Renzi promette un lavoro per tutti, strategia elettorale o convinzione nei propri mezzi?

“Andremo avanti comunque per riformare il lavoro”. A molti è parso come l’asso nella manica degli ultimi spiccioli di campagna elettorale, per altri, invece, non era altro che la rivendicazione boriosa dei primi 80 giorni di passione del proprio governo. Matteo Renzi allorché pronto a mettere fine alla personale sfida elettorale nelle piazze alleate di Prato e Firenze, esporrà attraverso una conferenza stampa tutto ciò che è stato elaborato in questi 80 giorni.

Fiducioso su come andrà il voto, il premier salvaguarda la sua volontà di andare avanti, trascurando i risultati…L’importante è non dimenticarsi del problema della disoccupazione

L’obiettivo è di «trascinare il paese lontano dalle sabbie mobili», palpando interessi e ostacolando «i tanti manovratori». Fiducioso su come andrà il voto, il premier salvaguarda la sua volontà di andare avanti, trascurando i risultati, deciso a lasciare solo se gli «impediranno di portare a termine le varie riforme». A Roma, dove tutti aspettano Beppe Grillo per il finale della campagna elettorale che avrà luogo a piazza S. Giovanni,Renzi, è giunto il momento di capire cosa hanno intenzioni di fare quelli del Movimento 5 Stelle. Anche il PD sta giocandosi le ultime carte per mobilitare l’elettorato democratico fino a questa domenica. Appare anche superfluo dire che il lavoro è il Jolly che tutti stanno utilizzando. Renzi non ha intenzione di utilizzare asticelle per il suo personalissimo match elettorale. «Possiamo vincere soltanto noi e, ovviamente, non lo sto dicendo per fare semplice training autogeno», incoraggia i suoi fedelissimi a piazza del Popolo, «ora dobbiamo prenderci i sindaci, non possiamo sbagliare perché il Pd è il partito dei sindaci», cautela. Se parliamo di numeri non possiamo non dare uno sguardo alla soglia minima, al cui interno verrà misurato il successo o il tonfo del Pd.

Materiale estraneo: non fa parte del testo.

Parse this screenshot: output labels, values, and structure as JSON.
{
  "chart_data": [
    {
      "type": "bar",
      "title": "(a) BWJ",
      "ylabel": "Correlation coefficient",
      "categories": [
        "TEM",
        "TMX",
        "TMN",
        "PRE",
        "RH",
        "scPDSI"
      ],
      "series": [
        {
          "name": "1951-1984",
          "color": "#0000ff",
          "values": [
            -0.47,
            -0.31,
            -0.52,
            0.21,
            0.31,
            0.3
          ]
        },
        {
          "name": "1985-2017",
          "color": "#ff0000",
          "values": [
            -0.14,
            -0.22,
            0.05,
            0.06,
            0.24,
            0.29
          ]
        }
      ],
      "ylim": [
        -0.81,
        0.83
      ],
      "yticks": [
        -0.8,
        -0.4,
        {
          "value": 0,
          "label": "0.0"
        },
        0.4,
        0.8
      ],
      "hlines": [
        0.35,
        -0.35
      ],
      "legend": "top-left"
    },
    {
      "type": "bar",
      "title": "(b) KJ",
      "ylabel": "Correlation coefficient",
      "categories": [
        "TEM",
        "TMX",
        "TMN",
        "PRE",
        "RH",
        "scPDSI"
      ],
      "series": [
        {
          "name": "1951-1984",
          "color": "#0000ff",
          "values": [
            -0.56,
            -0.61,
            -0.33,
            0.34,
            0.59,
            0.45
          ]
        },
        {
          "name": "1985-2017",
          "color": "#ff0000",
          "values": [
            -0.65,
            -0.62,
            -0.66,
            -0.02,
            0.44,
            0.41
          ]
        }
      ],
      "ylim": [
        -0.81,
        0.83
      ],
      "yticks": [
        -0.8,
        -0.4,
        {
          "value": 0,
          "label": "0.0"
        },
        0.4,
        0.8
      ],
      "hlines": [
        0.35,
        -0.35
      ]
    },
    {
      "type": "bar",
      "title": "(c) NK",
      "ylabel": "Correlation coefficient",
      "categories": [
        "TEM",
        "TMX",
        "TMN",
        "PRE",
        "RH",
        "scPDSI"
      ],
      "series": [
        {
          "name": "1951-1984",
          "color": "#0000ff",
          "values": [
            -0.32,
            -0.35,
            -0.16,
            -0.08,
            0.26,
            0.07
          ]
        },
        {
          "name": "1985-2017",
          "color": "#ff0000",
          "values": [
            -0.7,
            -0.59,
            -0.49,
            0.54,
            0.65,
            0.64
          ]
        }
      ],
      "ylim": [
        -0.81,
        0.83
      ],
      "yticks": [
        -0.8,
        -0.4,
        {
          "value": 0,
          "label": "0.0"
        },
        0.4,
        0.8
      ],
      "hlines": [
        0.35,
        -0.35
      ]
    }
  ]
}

«Se, alla fine, ci troveremo al di sotto della soglia del 25% potremo dire di aver perso su tutti i fronti»

Le ultime elezioni, in tal senso, rappresentano un vero e proprio spartiacque: «Se, alla fine, ci troveremo al di sotto della soglia del 25% potremo dire di aver perso su tutti i fronti», ha ammesso il segretario del Pd che, poi, sul palco non ha intenzione di presentare big, a cominciare dal sindaco di Roma Ignazio Marino, ma solo i puri e semplici candidati. «Rimanete sempre tra la gente» questa è la “profetica” indicazione di largo del Nazareno. Renzi, ad ogni modo, dimentica che per stare accanto alla gente occorre risolverle veramente le problematiche. E il metodo è uno solo: risolvere il problema della disoccupazione. Mancano pochissimi giorni alle elezioni e, adesso, hanno dimenticato tutti che bisogna fare i fatti in tal senso. Adesso l’unico desiderio è quello di vedere una crocetta sul simbolo del proprio partito.